La victoire de Barack Obama
Bien que, juste à la veille des élections américaines, plusieurs responsables palestiniens aient confirmé qu’Obama leur avait «promis» qu’il ferait en sorte, une fois devenu président des Etats-Unis, que Jérusalem-Est de¬vienne «la capitale du futur Etat palestinien», et malgré le fait qu’on puisse s’attendre à ce que la nouvelle administration US déploie de gros efforts, courant 2009, pour aider à «solidifier» – grâce, bien sûr, à de nouvelles concessions israéliennes unilatérales… – le dialogue qui s’est maintenu ces derniers mois entre l’Etat hébreu et l’AP, le dossier palestinien ne constitue pas, tout du moins pour l’instant, le sujet le plus préoccupant des futures relations entre Jérusalem et Washington.

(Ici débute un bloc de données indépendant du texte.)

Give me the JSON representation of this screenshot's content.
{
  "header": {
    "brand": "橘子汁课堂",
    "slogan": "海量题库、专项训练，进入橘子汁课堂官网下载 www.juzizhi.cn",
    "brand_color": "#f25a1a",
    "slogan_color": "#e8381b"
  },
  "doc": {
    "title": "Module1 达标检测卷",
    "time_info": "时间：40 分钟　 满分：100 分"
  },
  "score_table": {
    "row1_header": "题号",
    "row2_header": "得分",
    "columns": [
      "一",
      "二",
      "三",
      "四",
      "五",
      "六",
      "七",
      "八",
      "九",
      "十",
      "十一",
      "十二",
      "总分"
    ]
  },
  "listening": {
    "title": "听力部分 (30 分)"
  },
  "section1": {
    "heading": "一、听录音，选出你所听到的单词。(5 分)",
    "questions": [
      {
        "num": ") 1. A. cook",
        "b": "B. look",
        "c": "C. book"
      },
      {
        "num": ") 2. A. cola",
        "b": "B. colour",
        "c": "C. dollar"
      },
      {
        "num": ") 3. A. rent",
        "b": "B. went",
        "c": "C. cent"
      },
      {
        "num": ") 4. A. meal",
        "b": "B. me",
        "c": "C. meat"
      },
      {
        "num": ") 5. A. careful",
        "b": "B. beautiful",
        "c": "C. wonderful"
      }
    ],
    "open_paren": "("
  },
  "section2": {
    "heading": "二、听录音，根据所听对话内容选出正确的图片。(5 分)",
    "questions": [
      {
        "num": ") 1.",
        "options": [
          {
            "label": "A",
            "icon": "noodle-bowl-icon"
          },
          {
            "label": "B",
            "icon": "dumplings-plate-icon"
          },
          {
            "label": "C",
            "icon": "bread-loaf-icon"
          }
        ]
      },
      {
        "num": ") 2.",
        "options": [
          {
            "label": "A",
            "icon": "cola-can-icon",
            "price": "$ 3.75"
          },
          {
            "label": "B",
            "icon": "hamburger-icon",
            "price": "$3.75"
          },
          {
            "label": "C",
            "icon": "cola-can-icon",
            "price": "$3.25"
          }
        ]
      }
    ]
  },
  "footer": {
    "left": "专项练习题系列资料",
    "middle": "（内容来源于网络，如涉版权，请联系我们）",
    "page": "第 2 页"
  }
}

Et ce, même dans le cas d’un 2ème round – assez probable – de la guerre civile en «dents de scie» menée depuis deux ans entre le Hamas et le Fatah qui verrait des milices islamistes hypermotivées et préparées passer à l’assaut pour renverser les factions armées du Fatah dans les grandes villes arabes de Judée-Samarie afin de prendre aussi le pouvoir à Ramallah – comme à Gaza en juin 2007 – en évinçant le leadership de l’AP mené jusque-là par le président Mahmoud Abbas.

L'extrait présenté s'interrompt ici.